General Remarks on Oceanic Islands
We have now reviewed the main features presented by the assemblages of organic forms which characterise the more important and best known of the Oceanic Islands. They all agree in the total absence of indigenous mammalia and amphibia, while their reptiles, when they possess any, do not exhibit indications of extreme isolation and antiquity. Their birds and insects present just that amount of specialisation and diversity from continental forms which may be well explained by the known means of dispersal acting through long periods; their land shells indicate greater isolation, owing to their admittedly less effective means of conveyance across the ocean; while their plants show most clearly the effects of those changes of conditions which we have reason to believe have occurred during the Tertiary epoch, and preserve to us in highly specialised and archaic forms some record of the primeval immigration by which the islands were originally clothed with vegetation. But in every case the series of forms of life in these islands is scanty and imperfect as compared with far less favourable continental areas, and no one of them presents such an assemblage of animals or plants as we always find in an island which we know has once formed part of a continent.
It is still more important to note that none of these oceanic archipelagoes present us with a single type which we may suppose to have been preserved from Mesozoic times; and this fact, taken in connection with the volcanic or coralline origin of all of them, powerfully enforces the conclusion at which we have arrived in the earlier portion of this volume, that during the whole period of geologic time as indicated by the fossiliferous rocks, our continents and oceans have, speaking broadly, been permanent features of our earth's surface. For had it been otherwise—had sea and land changed place repeatedly as was once supposed—had our deepest oceans been the seat of great continents while the site of our present continents was occupied by an oceanic abyss—is it possible to imagine that no fragments of such continents would remain in the present oceans, bringing down to us some of their ancient forms of life preserved with but little change?

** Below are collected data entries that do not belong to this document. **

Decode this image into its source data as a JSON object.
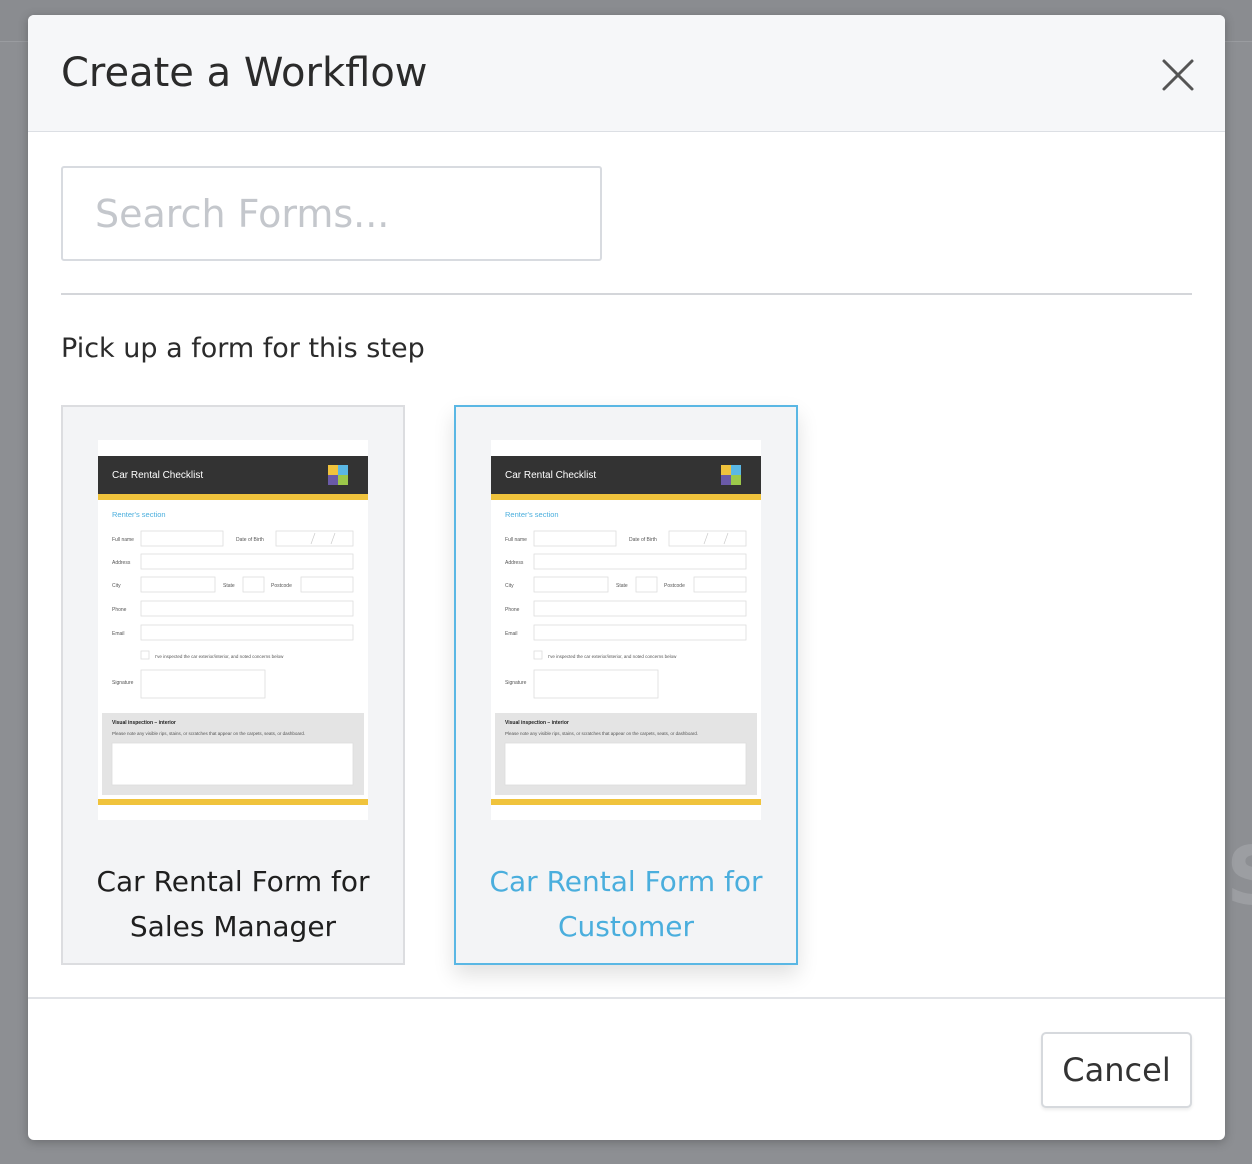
{
  "modal": {
    "title": "Create a Workflow",
    "close_icon": "close-icon"
  },
  "search": {
    "placeholder": "Search Forms...",
    "value": ""
  },
  "section_label": "Pick up a form for this step",
  "forms": [
    {
      "label": "Car Rental Form for Sales Manager",
      "selected": false,
      "thumbnail": {
        "header": "Car Rental Checklist",
        "section": "Renter's section",
        "fields": [
          "Full name",
          "Date of Birth",
          "Address",
          "City",
          "State",
          "Postcode",
          "Phone",
          "Email",
          "Signature"
        ],
        "checkbox_text": "I've inspected the car exterior/interior, and noted concerns below",
        "panel_title": "Visual inspection – interior",
        "panel_text": "Please note any visible rips, stains, or scratches that appear on the carpets, seats, or dashboard."
      }
    },
    {
      "label": "Car Rental Form for Customer",
      "selected": true,
      "thumbnail": {
        "header": "Car Rental Checklist",
        "section": "Renter's section",
        "fields": [
          "Full name",
          "Date of Birth",
          "Address",
          "City",
          "State",
          "Postcode",
          "Phone",
          "Email",
          "Signature"
        ],
        "checkbox_text": "I've inspected the car exterior/interior, and noted concerns below",
        "panel_title": "Visual inspection – interior",
        "panel_text": "Please note any visible rips, stains, or scratches that appear on the carpets, seats, or dashboard."
      }
    }
  ],
  "footer": {
    "cancel_label": "Cancel"
  },
  "colors": {
    "accent": "#4aaedd",
    "thumb_header": "#333333",
    "thumb_stripe": "#f0c33c",
    "thumb_section": "#4aaedd"
  }
}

The correlative facts, that the islands of our great oceans are all volcanic (or coralline built probably upon degraded volcanic islands or extinct submarine volcanoes), and that their productions are all more or less clearly related to the existing inhabitants of the nearest continents, are hardly consistent with any other theory than the permanence of our oceanic and continental areas.
We may here refer to the one apparent exception, which, however, lends additional force to the argument. New Zealand is sometimes classed as an oceanic island, but it is not so really; and we shall discuss its peculiarities and probable origin further on.
CHAPTER XVI
CONTINENTAL ISLANDS OF RECENT ORIGIN: GREAT BRITAIN
Characteristic Features of Recent Continental Islands—Recent Physical Changes of the British Isles—Proofs of Former Elevation—Submerged Forests—Buried River Channels—Time of Last Union with the Continent—Why Britain is poor in Species—Peculiar British Birds—Freshwater Fishes—Cause of Great Speciality in Fishes—Peculiar British Insects—Lepidoptera Confined to the British Isles—Peculiarities of the Isle of Man—Lepidoptera—Coleoptera confined to the British Isles—Trichoptera Peculiar to the British Isles—Land and Freshwater Shells—Peculiarities of the British Flora—Peculiarities of the Irish Flora—Peculiar British Mosses and Hepaticæ—Concluding Remarks on the Peculiarities of the British Fauna and Flora.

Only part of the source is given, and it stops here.